El
Nuevo Día- Editorial- Septiembre 24 de 2005
JORGE ENRIQUE ROBLEDO
A la hora de la verdad en el TLC
A veces sería mejor equivocarse, en especial
cuando se hacen predicciones sobre asuntos en los que está en juego el futuro
del país. Mas las advertencias que hicimos en contra de la demagogia oficial de
que iba a “negociarse bien” el TLC con Estados Unidos, se han cumplido como una
maldición. Y ello ha ocurrido en medio de una especie de ritual que raya en el
ridículo: basta con que el gobierno de Colombia diga que va a defender algún
punto, para que a continuación lo entregue. Es algo así como el arte de
defender cediendo el interés nacional, cosa que han hecho en la mesa de
negociación y fuera de ella. ¡Cómo serán las sonrisas que se cruzan los negociadores
estadounidenses!
La tragicomedia empezó cuando el ministro Cano
anunció que los aranceles que Colombia iba a eliminar empezarían altos,
posición que se mantuvo durante quince días, hasta que la embajada de Estados
Unidos rezongó al respecto. Luego se dijo que el país no eliminaría su
protección al agro si los estadounidenses mantenían sus subsidios, pero a poco
se les concedió a estos quedarse con ayudas internas entre 50 y 70 mil millones
de dólares al año. También entregaron el Sistema Andino de Franjas de Precios,
el principal instrumento de protección agropecuaria, pero como era obvio lo
hicieron insistiendo en que no lo harían. Y las salvaguardias que anunciaron
para trece productos y como permanentes, ya apenas las ruegan para tres. ¿Habrá
algún dirigente del sector que esté dispuesto a apostar que el gobierno no
cederá en esto también? Tan mal se anuncian las cosas, que la Sociedad de
Agricultores de Colombia (SAC) señaló que la posición del gobierno no es la de
esa agremiación.
A tanto llega el sometimiento de Colombia a los
abusos y arbitrariedades de Estados Unidos, que el gobierno aceptó
importaciones agropecuarias a precios de dumping, es decir, inferiores a los
costos de producción, a pesar de que esa práctica la
considera ilegal la propia Organización Mundial del Comercio. ¿No es el colmo
que todo un Estado suscriba un tratado que convierte en legal la ilegalidad
internacional y que ello lo haga nada menos que para que le arrebaten su
seguridad alimentaria?
El sacrificio de la industria va a ser, como lo
ha sido en los quince años que van de neoliberalismo, peor que el del agro.

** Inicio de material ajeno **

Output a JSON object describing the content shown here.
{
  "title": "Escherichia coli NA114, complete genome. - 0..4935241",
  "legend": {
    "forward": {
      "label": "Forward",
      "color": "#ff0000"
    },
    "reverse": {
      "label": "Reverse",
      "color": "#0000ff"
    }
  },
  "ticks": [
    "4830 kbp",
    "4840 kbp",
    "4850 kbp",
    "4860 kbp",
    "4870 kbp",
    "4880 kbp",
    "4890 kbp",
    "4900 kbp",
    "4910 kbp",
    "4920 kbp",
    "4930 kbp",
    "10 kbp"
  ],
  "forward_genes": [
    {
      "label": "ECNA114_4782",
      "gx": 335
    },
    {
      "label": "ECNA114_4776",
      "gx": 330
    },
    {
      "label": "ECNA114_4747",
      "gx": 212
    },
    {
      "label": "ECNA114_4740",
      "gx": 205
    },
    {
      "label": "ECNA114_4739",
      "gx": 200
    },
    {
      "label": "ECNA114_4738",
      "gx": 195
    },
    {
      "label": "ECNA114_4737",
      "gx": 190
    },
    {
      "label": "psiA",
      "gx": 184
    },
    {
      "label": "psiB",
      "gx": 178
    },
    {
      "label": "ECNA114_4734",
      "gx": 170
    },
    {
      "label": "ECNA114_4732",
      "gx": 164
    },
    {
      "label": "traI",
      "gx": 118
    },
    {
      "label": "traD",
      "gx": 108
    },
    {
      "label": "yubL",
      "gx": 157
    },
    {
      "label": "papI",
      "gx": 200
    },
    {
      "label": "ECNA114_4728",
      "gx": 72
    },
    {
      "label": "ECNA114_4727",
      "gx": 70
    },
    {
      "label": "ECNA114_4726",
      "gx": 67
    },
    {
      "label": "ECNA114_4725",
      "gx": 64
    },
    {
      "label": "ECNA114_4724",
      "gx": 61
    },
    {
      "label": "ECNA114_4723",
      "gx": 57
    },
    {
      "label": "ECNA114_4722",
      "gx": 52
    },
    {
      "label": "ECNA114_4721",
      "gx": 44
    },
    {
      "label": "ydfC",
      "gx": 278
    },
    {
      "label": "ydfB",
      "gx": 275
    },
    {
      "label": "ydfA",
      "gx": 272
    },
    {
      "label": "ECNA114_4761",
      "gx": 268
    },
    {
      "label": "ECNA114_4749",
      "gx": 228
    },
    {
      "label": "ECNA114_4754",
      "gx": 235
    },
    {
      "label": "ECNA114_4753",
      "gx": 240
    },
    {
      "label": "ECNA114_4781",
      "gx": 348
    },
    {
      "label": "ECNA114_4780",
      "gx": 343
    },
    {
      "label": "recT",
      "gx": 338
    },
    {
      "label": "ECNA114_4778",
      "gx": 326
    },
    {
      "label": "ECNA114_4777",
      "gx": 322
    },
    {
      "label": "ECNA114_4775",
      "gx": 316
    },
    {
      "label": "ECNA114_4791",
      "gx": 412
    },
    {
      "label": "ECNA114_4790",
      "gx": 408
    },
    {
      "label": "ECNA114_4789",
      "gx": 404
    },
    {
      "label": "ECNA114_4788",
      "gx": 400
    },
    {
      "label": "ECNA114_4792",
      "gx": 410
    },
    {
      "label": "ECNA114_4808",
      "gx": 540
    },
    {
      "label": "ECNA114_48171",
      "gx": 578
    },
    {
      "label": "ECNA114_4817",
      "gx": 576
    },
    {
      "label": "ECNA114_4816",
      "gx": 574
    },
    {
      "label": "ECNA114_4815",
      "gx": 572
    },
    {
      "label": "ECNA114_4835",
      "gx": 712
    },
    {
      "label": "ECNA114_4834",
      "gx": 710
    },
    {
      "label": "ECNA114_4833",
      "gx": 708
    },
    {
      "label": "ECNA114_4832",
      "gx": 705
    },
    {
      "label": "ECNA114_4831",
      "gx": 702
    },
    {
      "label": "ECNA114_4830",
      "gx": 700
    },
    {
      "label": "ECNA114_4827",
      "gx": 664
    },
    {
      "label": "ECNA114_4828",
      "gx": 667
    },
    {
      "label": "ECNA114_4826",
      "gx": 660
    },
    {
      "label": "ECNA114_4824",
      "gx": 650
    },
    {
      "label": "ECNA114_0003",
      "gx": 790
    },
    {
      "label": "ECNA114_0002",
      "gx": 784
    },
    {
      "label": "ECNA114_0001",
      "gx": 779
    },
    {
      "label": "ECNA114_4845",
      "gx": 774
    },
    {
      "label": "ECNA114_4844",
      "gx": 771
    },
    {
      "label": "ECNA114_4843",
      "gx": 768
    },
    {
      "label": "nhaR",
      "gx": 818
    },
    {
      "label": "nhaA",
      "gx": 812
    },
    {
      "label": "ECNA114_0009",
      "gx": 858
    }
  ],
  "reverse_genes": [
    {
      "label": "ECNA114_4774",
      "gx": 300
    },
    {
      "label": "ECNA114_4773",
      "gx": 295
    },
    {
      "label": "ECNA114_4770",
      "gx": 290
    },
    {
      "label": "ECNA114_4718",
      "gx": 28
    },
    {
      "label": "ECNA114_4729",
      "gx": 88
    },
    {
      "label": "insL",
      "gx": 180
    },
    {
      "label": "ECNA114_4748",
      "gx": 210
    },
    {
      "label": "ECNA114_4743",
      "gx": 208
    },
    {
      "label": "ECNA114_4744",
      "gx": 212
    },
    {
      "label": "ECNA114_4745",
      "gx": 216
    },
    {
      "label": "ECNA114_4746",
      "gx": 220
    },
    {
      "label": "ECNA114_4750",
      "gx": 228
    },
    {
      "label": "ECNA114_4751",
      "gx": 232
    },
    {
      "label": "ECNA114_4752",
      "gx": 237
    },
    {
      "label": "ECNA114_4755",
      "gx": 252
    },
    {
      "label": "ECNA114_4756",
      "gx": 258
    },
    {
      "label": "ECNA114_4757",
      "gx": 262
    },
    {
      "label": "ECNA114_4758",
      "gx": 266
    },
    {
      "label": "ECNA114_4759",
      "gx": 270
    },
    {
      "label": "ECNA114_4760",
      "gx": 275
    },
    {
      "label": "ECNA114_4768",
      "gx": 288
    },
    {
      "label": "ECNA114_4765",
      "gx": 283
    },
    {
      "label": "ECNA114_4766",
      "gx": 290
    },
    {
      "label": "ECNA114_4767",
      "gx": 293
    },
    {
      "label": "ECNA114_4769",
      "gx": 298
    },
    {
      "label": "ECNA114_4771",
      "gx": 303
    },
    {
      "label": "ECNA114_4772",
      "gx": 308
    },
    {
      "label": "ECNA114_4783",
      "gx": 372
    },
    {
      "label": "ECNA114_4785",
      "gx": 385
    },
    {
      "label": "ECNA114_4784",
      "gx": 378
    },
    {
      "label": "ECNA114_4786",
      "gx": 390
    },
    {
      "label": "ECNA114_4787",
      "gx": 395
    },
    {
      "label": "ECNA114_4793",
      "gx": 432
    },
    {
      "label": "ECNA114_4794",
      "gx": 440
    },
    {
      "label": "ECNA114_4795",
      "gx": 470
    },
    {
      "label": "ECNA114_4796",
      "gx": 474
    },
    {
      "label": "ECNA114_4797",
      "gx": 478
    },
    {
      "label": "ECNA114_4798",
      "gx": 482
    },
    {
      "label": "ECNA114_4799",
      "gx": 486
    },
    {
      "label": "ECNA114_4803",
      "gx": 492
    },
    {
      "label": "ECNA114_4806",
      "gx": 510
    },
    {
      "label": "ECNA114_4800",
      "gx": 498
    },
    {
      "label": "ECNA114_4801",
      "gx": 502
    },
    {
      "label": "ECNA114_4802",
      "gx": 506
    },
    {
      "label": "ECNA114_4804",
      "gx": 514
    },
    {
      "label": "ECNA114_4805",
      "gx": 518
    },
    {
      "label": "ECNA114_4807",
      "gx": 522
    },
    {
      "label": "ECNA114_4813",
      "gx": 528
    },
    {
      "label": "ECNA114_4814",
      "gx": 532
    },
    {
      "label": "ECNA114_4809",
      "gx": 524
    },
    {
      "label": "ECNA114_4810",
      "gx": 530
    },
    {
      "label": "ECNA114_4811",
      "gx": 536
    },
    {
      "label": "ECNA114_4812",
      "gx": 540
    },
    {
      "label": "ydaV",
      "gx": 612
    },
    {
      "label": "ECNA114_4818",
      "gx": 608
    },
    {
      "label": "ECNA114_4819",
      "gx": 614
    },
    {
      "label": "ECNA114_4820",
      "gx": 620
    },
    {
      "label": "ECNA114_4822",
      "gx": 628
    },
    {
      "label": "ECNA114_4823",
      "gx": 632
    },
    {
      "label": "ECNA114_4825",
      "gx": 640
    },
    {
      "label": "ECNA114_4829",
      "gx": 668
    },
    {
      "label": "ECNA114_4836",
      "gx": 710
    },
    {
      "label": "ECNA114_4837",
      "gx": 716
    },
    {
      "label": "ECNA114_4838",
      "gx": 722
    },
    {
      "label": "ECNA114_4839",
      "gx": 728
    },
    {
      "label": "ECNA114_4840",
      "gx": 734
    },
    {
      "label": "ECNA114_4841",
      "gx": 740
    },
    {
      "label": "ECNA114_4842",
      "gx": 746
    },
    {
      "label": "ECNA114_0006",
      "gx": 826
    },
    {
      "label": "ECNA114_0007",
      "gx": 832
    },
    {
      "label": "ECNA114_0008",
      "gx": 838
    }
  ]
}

Recuérdese que la producción industrial ha sufrido pérdidas que no ha tenido ni
en su peor momento el sector agropecuario. Y así sea con timidez, cada vez más
se oyen los reclamos de sectores a los que ni siquiera les permitirán agonizar
por diez años, pues serán eliminados en menos de cinco o a la vigencia del
Tratado. ¿A quién representa la burocracia gremial de la industria que defiende
el TLC? ¿Cómo demuestra que el interés de las trasnacionales es el de la nación
colombiana? Además de los conocidos efectos negativos que en farmacéutica y
agroquímicos genéricos implica el TLC, es fácil demostrar que proteger más a la
llamada “propiedad intelectual” de las trasnacionales agravará el atraso
científico y tecnológico de Colombia. El Tratado ratificará y hará
irreversible, mientras dure su vigencia, la reforma neoliberal, la cual, por
ejemplo, generó un sistema de salud que mata más colombianos que la violencia
que desangra al país. También empujará a la baja los ya precarios salarios de
los colombianos y reducirá a casi nada la cultura nacional, al aplastarla por
las expresiones culturales de los globalizadores. Y
los llamados “servicios” (finanzas, educación, salud, telecomunicaciones,
comercio, etc.) serán tomados por el capital extranjero, como lo reconoce el
Departamento Nacional de Planeación. El uribismo, de
otra parte, viene adecuando el país a las exigencias estadounidenses, aun antes
de acordarlas en el TLC, como ha ocurrido con el nuevo contrato petrolero, el
desmonte del precio de sustentación de la leche, la ley de garantías a los
inversionistas, la privatización de Telecom y el proyecto de eliminar el
impuesto de remesas que pagan las trasnacionales.
Coletilla: Los dirigentes uribistas podrán
decir que con la muerte de Turbay Ayala perdieron un
faro que les iluminaba el camino, pues, al fin y al cabo, cada uno escoge como
su luz a quien quiera, de acuerdo a cómo se refleje en las personas y los
sucesos. Pero aquí hay una historia, de ignominia por muchas razones, que no
cambiará por mucha que sea la retórica con que intenten cambiarla.